Spiegelman said in the essay, which was published in the British daily newspaper The Guardian, that the book’s co-publisher Marvel Comics was trying to stay “apolitical,” and asked him to change the sentence or the essay, meant to be the introduction to the book, could not be published.
The book titled “Marvel: The Golden Age 1939–1949, a collection ranging from Captain America to the Human Torch,” will be available in September with an introduction by Marvel editor Roy Thomas.
Spiegelman writes about how “the young Jewish creators of the first superheroes conjured up mythic – almost godlike – secular saviors to deal with the threatening economic dislocations that surrounded them in the great depression and gave shape to their premonitions of impending global war.”

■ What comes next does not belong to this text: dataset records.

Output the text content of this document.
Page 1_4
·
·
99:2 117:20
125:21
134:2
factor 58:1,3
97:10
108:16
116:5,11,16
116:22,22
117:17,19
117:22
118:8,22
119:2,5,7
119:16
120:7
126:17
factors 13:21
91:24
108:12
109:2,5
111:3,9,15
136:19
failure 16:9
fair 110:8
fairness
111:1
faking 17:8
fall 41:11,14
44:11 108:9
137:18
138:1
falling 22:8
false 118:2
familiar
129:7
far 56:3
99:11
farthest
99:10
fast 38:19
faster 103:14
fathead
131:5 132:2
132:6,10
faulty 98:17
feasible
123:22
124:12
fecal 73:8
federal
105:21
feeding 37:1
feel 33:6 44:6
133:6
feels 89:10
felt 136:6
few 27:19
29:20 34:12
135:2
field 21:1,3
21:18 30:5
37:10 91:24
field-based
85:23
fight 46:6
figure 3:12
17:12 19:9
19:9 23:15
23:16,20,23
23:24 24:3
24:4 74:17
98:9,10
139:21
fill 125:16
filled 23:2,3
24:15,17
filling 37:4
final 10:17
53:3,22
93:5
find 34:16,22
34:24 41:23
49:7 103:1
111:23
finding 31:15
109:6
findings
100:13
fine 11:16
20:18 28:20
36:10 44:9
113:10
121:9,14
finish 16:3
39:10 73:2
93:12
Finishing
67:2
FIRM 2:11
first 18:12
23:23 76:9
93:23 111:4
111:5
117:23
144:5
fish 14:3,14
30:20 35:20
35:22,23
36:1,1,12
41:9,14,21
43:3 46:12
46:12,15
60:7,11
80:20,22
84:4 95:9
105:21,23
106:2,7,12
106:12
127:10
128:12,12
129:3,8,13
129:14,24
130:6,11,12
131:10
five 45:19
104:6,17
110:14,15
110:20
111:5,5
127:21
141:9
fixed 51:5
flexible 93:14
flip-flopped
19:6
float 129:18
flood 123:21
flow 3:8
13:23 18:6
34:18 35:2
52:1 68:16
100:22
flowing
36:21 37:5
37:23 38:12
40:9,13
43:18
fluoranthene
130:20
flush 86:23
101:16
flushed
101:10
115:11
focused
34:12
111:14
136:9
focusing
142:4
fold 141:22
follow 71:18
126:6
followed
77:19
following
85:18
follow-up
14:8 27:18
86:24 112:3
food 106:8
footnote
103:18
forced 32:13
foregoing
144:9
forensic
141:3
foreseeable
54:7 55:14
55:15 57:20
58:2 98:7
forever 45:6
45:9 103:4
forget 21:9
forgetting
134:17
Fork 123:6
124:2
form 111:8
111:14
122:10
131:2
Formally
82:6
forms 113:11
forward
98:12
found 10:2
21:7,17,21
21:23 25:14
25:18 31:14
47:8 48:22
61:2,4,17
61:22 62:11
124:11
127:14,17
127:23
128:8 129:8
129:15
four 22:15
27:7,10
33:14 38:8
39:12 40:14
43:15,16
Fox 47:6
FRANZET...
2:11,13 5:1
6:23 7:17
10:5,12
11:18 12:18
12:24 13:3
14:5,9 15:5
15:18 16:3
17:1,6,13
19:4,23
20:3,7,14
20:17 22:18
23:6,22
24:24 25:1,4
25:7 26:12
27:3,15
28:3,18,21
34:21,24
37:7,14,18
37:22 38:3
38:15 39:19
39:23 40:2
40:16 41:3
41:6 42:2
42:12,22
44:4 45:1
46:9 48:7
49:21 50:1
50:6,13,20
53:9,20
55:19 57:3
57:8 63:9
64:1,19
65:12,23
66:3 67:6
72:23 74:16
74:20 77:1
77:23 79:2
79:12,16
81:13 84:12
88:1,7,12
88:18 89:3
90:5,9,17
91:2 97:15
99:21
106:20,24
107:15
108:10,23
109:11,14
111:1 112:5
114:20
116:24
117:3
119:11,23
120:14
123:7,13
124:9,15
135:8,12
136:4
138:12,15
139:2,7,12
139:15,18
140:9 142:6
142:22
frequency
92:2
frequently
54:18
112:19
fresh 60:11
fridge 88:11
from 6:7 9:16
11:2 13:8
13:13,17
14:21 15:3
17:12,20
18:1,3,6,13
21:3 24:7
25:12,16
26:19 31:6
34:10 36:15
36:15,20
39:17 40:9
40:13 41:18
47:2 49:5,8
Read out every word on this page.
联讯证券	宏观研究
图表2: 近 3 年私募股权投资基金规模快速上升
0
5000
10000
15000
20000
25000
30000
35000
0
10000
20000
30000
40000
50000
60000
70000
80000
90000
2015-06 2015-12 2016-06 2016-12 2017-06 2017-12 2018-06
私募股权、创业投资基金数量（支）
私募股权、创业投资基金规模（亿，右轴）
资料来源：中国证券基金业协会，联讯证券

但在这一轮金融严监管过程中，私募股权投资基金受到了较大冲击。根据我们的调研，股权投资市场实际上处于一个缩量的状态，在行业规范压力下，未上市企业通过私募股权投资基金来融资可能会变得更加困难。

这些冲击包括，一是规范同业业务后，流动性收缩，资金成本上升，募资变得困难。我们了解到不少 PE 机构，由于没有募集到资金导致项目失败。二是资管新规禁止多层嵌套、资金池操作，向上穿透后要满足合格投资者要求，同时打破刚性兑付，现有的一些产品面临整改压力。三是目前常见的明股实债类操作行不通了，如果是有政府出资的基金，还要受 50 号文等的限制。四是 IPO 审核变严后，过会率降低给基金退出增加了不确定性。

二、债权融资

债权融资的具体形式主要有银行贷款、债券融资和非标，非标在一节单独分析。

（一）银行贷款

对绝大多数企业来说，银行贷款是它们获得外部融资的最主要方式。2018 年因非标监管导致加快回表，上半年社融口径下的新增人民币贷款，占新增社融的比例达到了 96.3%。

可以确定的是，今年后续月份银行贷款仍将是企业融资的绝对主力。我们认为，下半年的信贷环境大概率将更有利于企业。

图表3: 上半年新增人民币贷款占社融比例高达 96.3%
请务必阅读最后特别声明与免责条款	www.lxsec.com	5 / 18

He concludes his essay with: “In today’s all too real world, Captain America’s most nefarious villain, the Red Skull, is alive on screen and an Orange Skull haunts America.”
After he was told that the essay could not be published with the Orange Skull reference, Spiegelman writes: “I didn’t think of myself as especially political compared with some of my fellow travelers, but when asked to kill a relatively anodyne reference to an Orange Skull I realized that perhaps it had been irresponsible to be playful about the dire existential threat we now live with, and I withdrew my introduction.”
He notes that he later learned that billionaire chairman and former CEO of Marvel Entertainment, Isaac “Ike” Perlmutter, is a longtime friend of Donald Trump’s, and that he and his wife have each recently donated the maximum $360,000 to the “Trump Victory Joint Fundraising Committee” for 2020.